I contacted the manufacturer about replacing the glass panels with laminated foam panels and was told yes ... and they were a "little" less expensive than the glass.

That sounded bogus (and self-serving) to me and I decided to research it on my own.  Sooo, here I am!

Should I not be able to purchase aluminum/foam laminated panels for a fraction of the cost of their "special" glass?

TIA!

Jeff


----------



## joecaption (May 22, 2011)

Well since no one here can see what you have it's hard to say.
Why would you want to remove windows and have solid panels? No light, no view.


----------



## pepar (May 22, 2011)

joecaption said:


> Well since no one here can see what you have it's hard to say.
> Why would you want to remove windows and have solid panels? No light, no view.





			
				pepar said:
			
		

> While the roof does not leak, the panels "failed" a long time ago and provide no R-value, don't block UV and look like #$%^& to boot.



I.e., the seals failed and moisture has leaked in and deteriorated the formerly chemically treated poly film that was suspended in between the two panes of glass (they are Four Seasons Heat Mirror glass panels). So they need replaced.  We don't need light coming in the roof and I expect that laminated panels will cost a fraction of what Four Seasons charges for the glass.

Jeff


----------



## nealtw (May 24, 2011)

Up hear the local window repair company offer a few solutions.


----------



## pepar (May 24, 2011)

nealtw said:


> Up hear the local window repair company offer a few solutions.

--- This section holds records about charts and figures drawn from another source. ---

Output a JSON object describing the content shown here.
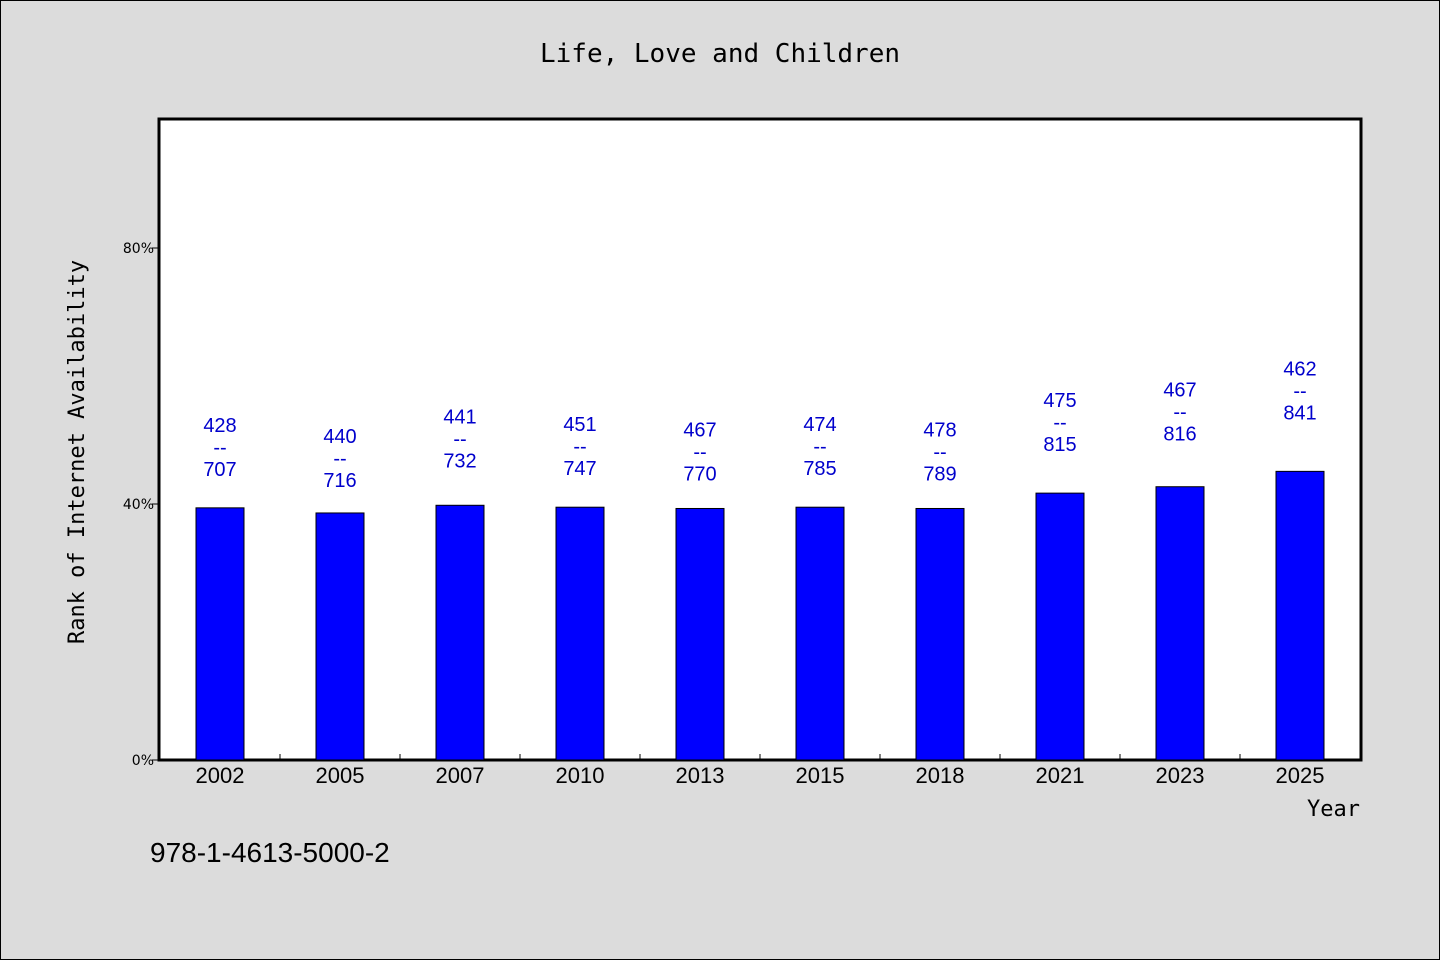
{
  "chart_data": {
    "type": "bar",
    "title": "Life, Love and Children",
    "xlabel": "Year",
    "ylabel": "Rank of Internet Availability",
    "categories": [
      "2002",
      "2005",
      "2007",
      "2010",
      "2013",
      "2015",
      "2018",
      "2021",
      "2023",
      "2025"
    ],
    "values": [
      39.4,
      38.6,
      39.8,
      39.5,
      39.3,
      39.5,
      39.3,
      41.7,
      42.7,
      45.1
    ],
    "top_labels": [
      "428",
      "440",
      "441",
      "451",
      "467",
      "474",
      "478",
      "475",
      "467",
      "462"
    ],
    "bottom_labels": [
      "707",
      "716",
      "732",
      "747",
      "770",
      "785",
      "789",
      "815",
      "816",
      "841"
    ],
    "label_separator": "--",
    "ylim": [
      0,
      100
    ],
    "yticks": [
      0,
      40,
      80
    ],
    "ytick_labels": [
      "0%",
      "40%",
      "80%"
    ],
    "grid": false,
    "bar_color": "#0000ff",
    "label_color": "#0000cc"
  },
  "footnote": "978-1-4613-5000-2"
}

Thanks, I never thought of that.  I wonder if they would be able to supply solid panels laminated from aluminum and foam?

Jeff


----------



## inspectorD (May 25, 2011)

I can find those at my local greenhouse supply store. They sell many different types of reflective, and plexiglass panels also.
Good luck.


----------



## pepar (May 25, 2011)

Tomorrow morning there is someone from a local glass company coming to take a look, and I have spoken to both a CA online sunroom company (sunroom.com) and a local glass supplier.  All three of them seem to know about replacing panels in Four Seasons sunrooms and using baked enamel aluminum over foam laminated panels.

Thanks,
Jeff


----------